Many women have abortions because they feel they have no choice. I know this because they’ve told me. But until recently, I did not imagine seeing the day when the coercion would come not only from their boyfriends but their employers – especially not made explicit in corporate HR policies.
Some Fortune 500 companies provide abortion travel benefits as if these female employees’ careers depend on it. A woman who aspires to be a mother and have a family life should hesitate to take a job with an employer who presumes that a woman would surely be willing to have an abortion to advance her career.

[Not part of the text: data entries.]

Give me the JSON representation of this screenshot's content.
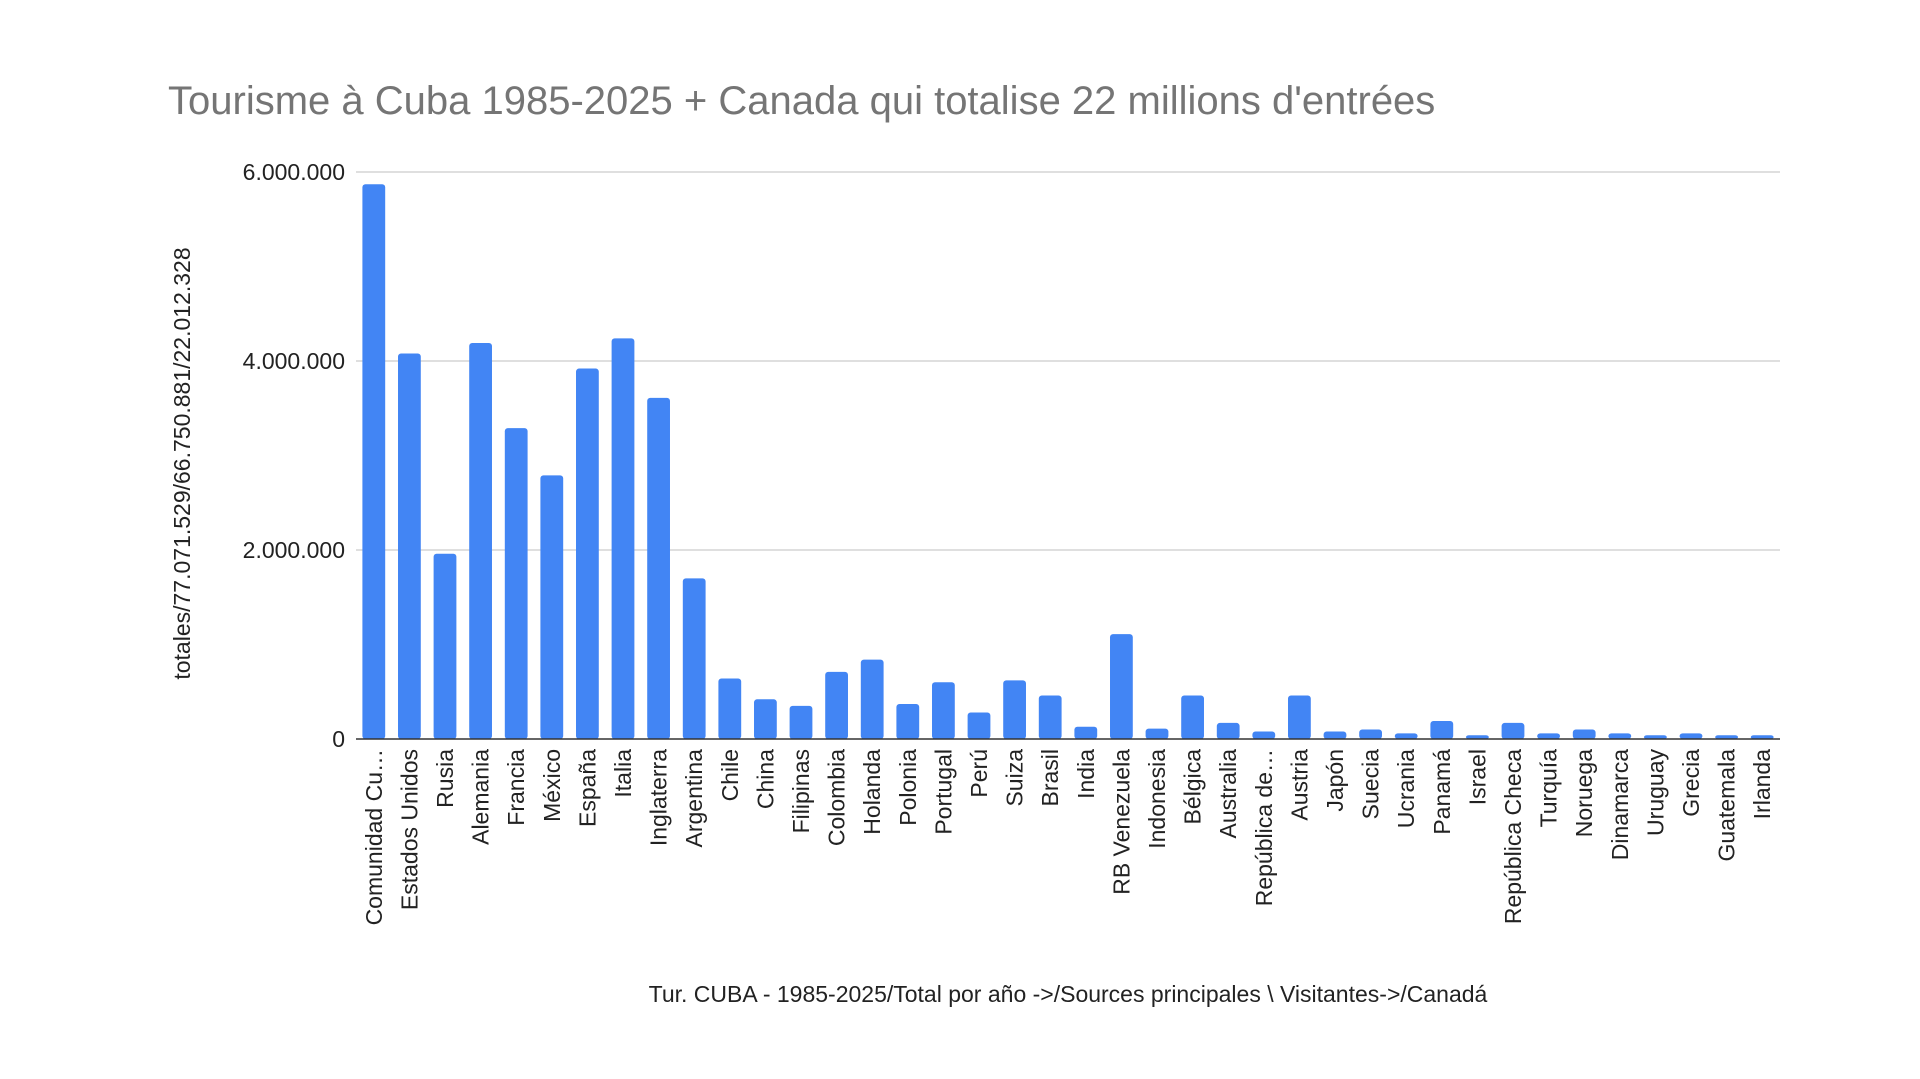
{
  "chart_data": {
    "type": "bar",
    "title": "Tourisme à Cuba 1985-2025  +  Canada qui totalise 22 millions d'entrées",
    "xlabel": "Tur. CUBA -  1985-2025/Total por año ->/Sources principales \\ Visitantes->/Canadá",
    "ylabel": "totales/77.071.529/66.750.881/22.012.328",
    "ylim": [
      0,
      6000000
    ],
    "yticks": [
      0,
      2000000,
      4000000,
      6000000
    ],
    "ytick_labels": [
      "0",
      "2.000.000",
      "4.000.000",
      "6.000.000"
    ],
    "grid": true,
    "legend": "none",
    "bar_color": "#4285f4",
    "categories": [
      "Comunidad Cu…",
      "Estados Unidos",
      "Rusia",
      "Alemania",
      "Francia",
      "México",
      "España",
      "Italia",
      "Inglaterra",
      "Argentina",
      "Chile",
      "China",
      "Filipinas",
      "Colombia",
      "Holanda",
      "Polonia",
      "Portugal",
      "Perú",
      "Suiza",
      "Brasil",
      "India",
      "RB Venezuela",
      "Indonesia",
      "Bélgica",
      "Australia",
      "República de…",
      "Austria",
      "Japón",
      "Suecia",
      "Ucrania",
      "Panamá",
      "Israel",
      "República Checa",
      "Turquía",
      "Noruega",
      "Dinamarca",
      "Uruguay",
      "Grecia",
      "Guatemala",
      "Irlanda"
    ],
    "values": [
      5870000,
      4080000,
      1960000,
      4190000,
      3290000,
      2790000,
      3920000,
      4240000,
      3610000,
      1700000,
      640000,
      420000,
      350000,
      710000,
      840000,
      370000,
      600000,
      280000,
      620000,
      460000,
      130000,
      1110000,
      110000,
      460000,
      170000,
      80000,
      460000,
      80000,
      100000,
      60000,
      190000,
      40000,
      170000,
      60000,
      100000,
      60000,
      40000,
      60000,
      40000,
      40000
    ]
  }
}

My answer to the caller’s question about my my motivation goes further, well beyond my letter, beyond employment law, and even beyond pregnant women’s aspirations. I want to discourage abortion because I want to encourage life. I want human beings who have been conceived but not yet born to take their first breath, to enjoy the turning of the autumn leaves, the winter freeze, the thaw, and the summer heat. I want them to have the opportunity to feel even the sadness sparked by a life full of wonder drawing to a close. I want them to hope for life everlasting. I’ve known people whose lives look exquisitely happy and those whose quality of life seems bleak. Almost all of them - even those in adversity - want to live. We must not presume to choose death instead for the unborn.
Finally, my motivation includes a sober truth that yields another warning: We will all stand before our Maker and account for what we have done for the least of these, our fellow humans.
Sharon Fast Gustafson is a former General Counsel of the Equal Employment Opportunity Commission who represents employers and employees in employment-related legal matters.